Her first flight out of the country was aboard Air Force One in 2009, when the Obamas visited France. She joined the Obamas on a trip to Russia, Italy and Ghana later that year, during which she got to meet Pope Benedict, tour Rome’s ancient Colosseum and view a former slave-holding compound on the African coast. She also accompanied her daughter and granddaughters on two overseas trips without the president: to South Africa and Botswana in 2011, and China in 2014.

Craig Robinson wrote in the memoir that he and his parents doubted whether his sister’s relationship with Barack Obama would last, though Fraser Robinson III and his wife thought the young lawyer was a worthy suitor for their daughter, also a lawyer.
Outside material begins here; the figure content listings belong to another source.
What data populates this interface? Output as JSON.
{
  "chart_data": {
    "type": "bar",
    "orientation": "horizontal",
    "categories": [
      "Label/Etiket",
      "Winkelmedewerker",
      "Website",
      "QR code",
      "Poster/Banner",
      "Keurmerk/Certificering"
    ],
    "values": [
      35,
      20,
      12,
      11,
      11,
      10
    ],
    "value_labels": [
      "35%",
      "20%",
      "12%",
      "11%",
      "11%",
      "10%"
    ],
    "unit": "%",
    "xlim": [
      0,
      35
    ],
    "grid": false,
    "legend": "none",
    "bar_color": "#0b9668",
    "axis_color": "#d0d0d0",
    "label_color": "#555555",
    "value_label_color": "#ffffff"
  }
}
Without explanation, Craig Robinson said his mother gave the relationship six months.

Barack and Michelle Obama were married on October 3, 1992.

One of seven children, Marian Lois Shields Robinson was born in Chicago on July 30, 1937. She attended two years of teaching college, married in 1960 and, as a stay-at-home mom, stressed the importance of education to her children. Both were educated at Ivy League schools, each with a bachelor’s degree from Princeton. Michelle Obama also has a law degree from Harvard.

Fraser Robinson was a pump operator for the Chicago Water Department who had multiple sclerosis. He died in 1991.